The Sir George Robey in Finsbury Park was named after a Victorian music hall star who performed in The Rainbow Theatre opposite. It was a famous music pub and nightclub in the 1990s, hosting ska, punk, indie, acid house and Britpop nights, including early gigs by Blur, Hawkwind, Billy Bragg and Bad Manners.
Writer Nick Hornby said The Harry Lauder in his novel High Fidelity was based on the pub, and near the end of Irvine Welsh’s Trainspotting, Sick Boy and Begbie pay it a visit. It closed in 2004 and stood empty for a decade until demolition in 2015. A Premier Inn is now on the site.
Cullen says some London pubs like 1960s Finsbury Park pub The Happy Man, also known as The Blarney Stone and Becher’s, were lost due to redevelopment.
It closed in 2019 and was demolished as part of the overhaul of Woodberry Down Estate – alongside the 150-year-old ‘Happy Man tree’, which campaigners unsuccessfully tried to save.
In the 1960s, The Hornsey Wood Tavern in Seven Sisters Road hosted stars like Jeff Beck and Led Zeppelin, but the Victorian pub closed in 2007 and was demolished to make way for flats.
And in Barnsbury, the Grade II-listed White Conduit House stood on the site of a famous 18th Century tea room frequented by the likes of Oliver Goldsmith. The current building dates to Victorian times. It was renamed The Penny Farthing, closed in the noughties and is now a restaurant.

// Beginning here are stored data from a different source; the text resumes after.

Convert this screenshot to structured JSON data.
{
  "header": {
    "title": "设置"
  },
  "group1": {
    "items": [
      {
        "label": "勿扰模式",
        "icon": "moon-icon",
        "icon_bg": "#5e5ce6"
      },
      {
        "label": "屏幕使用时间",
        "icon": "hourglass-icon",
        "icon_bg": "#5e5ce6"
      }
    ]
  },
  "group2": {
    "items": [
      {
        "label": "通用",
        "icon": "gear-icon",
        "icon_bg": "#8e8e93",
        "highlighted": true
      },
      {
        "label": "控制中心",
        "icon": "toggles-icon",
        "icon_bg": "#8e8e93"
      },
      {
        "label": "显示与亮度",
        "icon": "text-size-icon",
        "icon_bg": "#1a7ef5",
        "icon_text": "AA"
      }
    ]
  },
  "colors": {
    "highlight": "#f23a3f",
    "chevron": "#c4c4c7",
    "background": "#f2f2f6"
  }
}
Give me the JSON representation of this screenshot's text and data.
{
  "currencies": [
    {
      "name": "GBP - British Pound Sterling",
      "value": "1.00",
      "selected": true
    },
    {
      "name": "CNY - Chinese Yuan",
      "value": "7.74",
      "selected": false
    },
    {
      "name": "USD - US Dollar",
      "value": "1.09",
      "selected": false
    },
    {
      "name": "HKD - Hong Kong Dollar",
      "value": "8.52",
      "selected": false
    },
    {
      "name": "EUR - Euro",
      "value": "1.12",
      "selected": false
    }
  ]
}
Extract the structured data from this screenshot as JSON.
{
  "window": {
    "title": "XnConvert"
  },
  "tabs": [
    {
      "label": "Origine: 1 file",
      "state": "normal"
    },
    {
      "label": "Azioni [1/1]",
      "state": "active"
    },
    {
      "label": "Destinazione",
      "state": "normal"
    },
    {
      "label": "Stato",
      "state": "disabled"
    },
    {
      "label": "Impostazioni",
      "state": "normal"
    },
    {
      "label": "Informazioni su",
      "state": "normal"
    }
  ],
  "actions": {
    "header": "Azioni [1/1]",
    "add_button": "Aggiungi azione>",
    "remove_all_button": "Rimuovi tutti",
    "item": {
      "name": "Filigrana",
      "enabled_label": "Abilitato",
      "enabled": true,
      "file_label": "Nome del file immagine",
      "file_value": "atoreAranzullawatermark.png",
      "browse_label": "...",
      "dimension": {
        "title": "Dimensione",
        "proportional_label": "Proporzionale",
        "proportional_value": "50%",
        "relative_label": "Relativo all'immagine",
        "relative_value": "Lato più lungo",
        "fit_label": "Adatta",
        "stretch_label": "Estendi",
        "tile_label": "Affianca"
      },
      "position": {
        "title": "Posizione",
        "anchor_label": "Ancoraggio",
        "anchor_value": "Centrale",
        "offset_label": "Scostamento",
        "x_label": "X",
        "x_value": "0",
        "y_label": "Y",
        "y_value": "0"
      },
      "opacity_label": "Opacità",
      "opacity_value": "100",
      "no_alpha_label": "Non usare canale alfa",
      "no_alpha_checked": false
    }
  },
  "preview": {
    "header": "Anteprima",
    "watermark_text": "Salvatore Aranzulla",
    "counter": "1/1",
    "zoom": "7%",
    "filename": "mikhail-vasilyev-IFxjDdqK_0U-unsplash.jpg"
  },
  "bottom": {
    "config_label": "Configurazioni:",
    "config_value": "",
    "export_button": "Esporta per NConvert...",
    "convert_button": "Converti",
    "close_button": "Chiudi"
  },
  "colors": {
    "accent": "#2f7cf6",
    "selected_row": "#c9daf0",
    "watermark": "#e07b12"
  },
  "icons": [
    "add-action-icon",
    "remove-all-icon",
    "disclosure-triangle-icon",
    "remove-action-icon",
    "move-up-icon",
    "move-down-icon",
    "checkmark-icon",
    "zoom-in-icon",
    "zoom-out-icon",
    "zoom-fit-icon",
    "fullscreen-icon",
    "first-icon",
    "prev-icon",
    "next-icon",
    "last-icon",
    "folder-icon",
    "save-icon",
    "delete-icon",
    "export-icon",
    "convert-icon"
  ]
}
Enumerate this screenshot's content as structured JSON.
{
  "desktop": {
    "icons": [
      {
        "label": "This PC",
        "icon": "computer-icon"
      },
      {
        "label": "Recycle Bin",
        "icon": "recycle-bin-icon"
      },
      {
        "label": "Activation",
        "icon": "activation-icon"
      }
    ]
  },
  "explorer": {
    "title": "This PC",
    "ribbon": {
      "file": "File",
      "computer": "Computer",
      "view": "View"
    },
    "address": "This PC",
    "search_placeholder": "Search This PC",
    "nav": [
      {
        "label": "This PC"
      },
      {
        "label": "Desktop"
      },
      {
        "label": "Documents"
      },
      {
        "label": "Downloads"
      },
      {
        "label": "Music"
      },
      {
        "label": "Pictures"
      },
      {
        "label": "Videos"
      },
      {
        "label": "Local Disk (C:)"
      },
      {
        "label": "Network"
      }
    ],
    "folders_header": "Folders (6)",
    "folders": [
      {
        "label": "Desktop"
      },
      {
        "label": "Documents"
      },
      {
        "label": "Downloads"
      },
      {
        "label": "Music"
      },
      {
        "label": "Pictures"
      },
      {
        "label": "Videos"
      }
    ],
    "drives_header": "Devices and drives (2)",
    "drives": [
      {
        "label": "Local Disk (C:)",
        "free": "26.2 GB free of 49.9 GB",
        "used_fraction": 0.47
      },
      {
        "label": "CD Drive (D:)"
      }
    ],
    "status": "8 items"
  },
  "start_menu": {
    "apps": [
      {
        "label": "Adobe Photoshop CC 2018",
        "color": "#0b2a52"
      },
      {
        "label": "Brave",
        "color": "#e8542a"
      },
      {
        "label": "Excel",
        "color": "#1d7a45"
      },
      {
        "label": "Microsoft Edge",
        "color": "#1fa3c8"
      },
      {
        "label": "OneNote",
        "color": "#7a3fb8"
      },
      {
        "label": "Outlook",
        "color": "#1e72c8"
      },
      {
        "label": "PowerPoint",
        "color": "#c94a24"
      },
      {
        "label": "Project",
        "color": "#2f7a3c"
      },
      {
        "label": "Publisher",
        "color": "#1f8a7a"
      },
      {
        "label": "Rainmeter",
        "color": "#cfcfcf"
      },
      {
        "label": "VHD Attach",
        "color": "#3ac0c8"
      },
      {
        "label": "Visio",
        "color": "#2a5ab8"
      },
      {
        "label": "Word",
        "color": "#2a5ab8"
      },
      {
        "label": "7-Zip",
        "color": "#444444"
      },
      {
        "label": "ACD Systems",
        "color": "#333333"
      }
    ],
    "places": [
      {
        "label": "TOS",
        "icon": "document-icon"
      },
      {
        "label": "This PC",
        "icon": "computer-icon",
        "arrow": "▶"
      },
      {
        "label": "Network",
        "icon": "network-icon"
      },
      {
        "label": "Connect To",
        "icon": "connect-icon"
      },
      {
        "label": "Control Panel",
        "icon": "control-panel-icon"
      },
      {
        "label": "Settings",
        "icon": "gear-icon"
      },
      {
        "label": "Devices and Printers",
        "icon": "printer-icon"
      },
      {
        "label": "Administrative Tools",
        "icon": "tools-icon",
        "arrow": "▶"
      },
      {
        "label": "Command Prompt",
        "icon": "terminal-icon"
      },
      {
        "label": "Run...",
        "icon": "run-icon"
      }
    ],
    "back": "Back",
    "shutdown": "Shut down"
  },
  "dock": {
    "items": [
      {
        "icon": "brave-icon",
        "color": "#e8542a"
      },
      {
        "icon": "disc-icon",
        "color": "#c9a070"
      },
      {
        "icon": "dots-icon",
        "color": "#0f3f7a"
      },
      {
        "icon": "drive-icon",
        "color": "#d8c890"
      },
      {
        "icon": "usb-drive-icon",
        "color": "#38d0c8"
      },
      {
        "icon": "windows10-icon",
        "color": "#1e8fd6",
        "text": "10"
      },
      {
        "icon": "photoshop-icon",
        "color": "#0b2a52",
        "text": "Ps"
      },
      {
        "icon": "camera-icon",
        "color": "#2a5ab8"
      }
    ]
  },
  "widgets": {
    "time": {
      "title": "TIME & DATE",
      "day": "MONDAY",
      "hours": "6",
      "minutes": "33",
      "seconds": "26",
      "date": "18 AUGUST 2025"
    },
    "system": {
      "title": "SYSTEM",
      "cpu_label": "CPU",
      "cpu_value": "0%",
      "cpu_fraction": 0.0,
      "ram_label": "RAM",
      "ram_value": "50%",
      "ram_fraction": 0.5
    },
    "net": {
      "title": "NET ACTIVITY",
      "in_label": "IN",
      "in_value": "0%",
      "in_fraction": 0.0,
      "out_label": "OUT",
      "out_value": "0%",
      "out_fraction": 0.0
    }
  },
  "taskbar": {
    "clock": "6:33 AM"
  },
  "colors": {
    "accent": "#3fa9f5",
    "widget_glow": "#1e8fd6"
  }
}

In East London, The Fox in Kingsland Road closed for good in 2018 despite a reputation as a craft beer spot. Clifford Saxe, the landlord from the 1960s to the 80s, was implicated in some high profile crimes including the Security Express Robbery in Shoreditch in 1983 and retired to Spain.
The following year, police broke through a false wall in the pub and discovered a secret compartment where they believe the loot had been hidden. Some of the recovered bank notes had apparently smelled of old beer. The upper floors are now flats, but downstairs remains empty.
Despite a tussle with protestors and CAMRA The Acorn in Queensbridge Road, Haggerston was demolished in 2021 to make way for flats.
And The Grave Maurice in Whitechapel Road was frequented by East End gangsters The Krays, Frankie Fraser and George Cornell. Ronnie was interviewed there for a TV show, and pop star Morrissey was later photographed outside it for the cover of his 1995 single Sunny.
With the number of pubs countrywide slumping from 75,000 in 1960 to below 39,000 today, Cullen admits his book could “potentially be a depressing read”.
He said: “These pubs are not lost as long as we have a memory of them. I’ve written this to make sure they’re remembered, in most cases with a smile, rather than being lost to the mists of time.”
Lost Pubs by Sam Cullen is published by Pen and Sword Books on January 31.